1961 – France – 48 minutes – 16 mm
A la fois artisan sensible et théoricien du mouvement qu’il proposa d’appeler « cinéma direct » plutôt que « cinéma-vérité 1 », Mario Ruspoli tourne une seconde fois en Lozère après son profil paysan « Les Inconnus de la terre » (1961), toujours avec le brillant opérateur canadien Michel Brault, équipé d’une caméra 16mm Coutant et d’un magnétophone synchrone.
Portant le premier regard non condescendant sur les patients d’un hôpital psychiatrique avant Raymond Depardon, Fred Wiseman, Marco Bellocchio ou Nicolas Philibert, Ruspoli ne s’astreint nullement à un purisme du direct : Michel Bouquet lit un commentaire en voix off, une jeune femme, parfois filmée, pose quelques questions (« Qu’est-ce qui ne va pas ? »), et le son est souvent monté sur des images non synchrones.
Ce dispositif techniquement et théoriquement léger parvient à capter à la fois la solitude des lieux, notamment lors d’un long travelling sur les alcôves du dortoir, et l’écoute réelle des médecins, parmi lesquels un psychiatre réfugié du franquisme.
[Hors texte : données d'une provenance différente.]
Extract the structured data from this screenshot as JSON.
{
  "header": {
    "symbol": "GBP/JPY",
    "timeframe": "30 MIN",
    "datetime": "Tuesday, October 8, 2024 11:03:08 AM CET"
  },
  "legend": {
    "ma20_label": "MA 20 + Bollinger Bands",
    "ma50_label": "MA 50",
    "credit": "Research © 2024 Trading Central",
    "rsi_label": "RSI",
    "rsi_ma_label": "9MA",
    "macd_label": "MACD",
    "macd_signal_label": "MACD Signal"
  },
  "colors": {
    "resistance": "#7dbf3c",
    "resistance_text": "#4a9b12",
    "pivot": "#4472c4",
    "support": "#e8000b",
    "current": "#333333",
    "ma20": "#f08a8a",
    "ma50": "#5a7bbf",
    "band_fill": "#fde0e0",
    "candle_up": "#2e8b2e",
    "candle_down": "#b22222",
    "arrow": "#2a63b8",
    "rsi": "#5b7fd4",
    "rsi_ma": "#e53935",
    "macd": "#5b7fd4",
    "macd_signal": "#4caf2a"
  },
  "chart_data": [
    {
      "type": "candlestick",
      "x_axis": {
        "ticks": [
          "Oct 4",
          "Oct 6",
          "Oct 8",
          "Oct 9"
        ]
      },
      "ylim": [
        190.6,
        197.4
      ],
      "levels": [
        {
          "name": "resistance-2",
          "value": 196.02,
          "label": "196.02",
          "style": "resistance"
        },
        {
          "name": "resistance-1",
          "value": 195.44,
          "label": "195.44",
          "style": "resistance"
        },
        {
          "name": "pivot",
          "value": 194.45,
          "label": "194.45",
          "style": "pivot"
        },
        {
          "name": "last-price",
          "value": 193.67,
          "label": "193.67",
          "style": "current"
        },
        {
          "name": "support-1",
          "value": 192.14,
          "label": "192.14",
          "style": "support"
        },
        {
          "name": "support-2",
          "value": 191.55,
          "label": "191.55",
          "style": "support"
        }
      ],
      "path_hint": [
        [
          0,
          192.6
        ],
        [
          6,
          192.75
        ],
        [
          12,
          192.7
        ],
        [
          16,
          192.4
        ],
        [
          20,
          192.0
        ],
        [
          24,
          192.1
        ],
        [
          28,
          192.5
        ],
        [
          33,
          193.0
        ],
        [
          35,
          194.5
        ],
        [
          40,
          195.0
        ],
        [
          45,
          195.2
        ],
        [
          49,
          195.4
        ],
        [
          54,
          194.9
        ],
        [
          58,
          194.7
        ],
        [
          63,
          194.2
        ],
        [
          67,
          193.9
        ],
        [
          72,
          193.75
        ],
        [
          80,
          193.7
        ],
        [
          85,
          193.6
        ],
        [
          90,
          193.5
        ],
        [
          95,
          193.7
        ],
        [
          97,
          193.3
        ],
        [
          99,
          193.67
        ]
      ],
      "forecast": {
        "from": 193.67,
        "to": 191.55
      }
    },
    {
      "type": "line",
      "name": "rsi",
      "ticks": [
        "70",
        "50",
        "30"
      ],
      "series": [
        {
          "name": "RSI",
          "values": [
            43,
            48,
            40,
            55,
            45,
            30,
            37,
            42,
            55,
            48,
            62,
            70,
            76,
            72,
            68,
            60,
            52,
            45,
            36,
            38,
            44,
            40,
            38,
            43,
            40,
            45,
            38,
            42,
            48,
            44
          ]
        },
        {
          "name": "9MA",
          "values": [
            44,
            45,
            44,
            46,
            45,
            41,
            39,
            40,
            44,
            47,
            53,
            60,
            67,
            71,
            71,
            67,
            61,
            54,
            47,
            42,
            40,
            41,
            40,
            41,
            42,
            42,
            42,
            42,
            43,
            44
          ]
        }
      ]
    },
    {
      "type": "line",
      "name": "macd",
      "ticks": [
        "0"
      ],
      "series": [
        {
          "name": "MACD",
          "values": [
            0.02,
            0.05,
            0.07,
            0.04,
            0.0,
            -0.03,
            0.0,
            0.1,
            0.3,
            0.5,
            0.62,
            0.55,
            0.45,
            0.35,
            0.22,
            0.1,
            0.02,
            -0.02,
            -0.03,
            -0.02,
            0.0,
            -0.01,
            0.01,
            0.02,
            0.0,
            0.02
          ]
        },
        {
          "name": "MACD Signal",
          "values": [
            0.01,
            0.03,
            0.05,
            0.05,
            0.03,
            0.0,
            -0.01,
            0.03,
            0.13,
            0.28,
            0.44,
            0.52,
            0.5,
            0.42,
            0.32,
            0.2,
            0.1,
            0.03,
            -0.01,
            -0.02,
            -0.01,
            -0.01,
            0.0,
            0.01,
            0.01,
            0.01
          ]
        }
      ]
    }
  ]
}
Mais à la différence du docteur qui écoute patiemment la logorrhée d’une vieille femme, Blanche, en restant près de son lit, Ruspoli a le pouvoir de dissocier images et son, de rapatrier la parole d’un patient enregistrée au début « dans » le travelling du dortoir : « lls sont dans un hôpital psychiatrique », dit l’homme, « parce qu’ils ont perdu peut-être toute leur mémoire ». Ce lien fait au montage entre travelling et cheminement mémoriel évoque inévitablement « L’Année dernière à Marienbad », voire « Nuit et Brouillard » (dont le monteur Henri Colpi était conseiller artistique sur « Regard sur la folie »). Car Ruspoli filme aussi la folie comme pensée confrontée à un vide qui la structure et la creuse, à la manière du geste d’une femme alitée filant dans l’air, sans laine ni quenouille. Même un geste « fou » filmé en plongée de très loin (l’agitation d’un adolescent dans la cour) est monté sur les paroles de Blanche, non dénuées d’une implacable logique verbale. Le commentaire off définit au début la folie comme « la séparation anormale des éléments de la pensée » – ces séries de contrepoints entre son-image, hérésies pour la doxa du direct, confirment la justesse de cette analyse.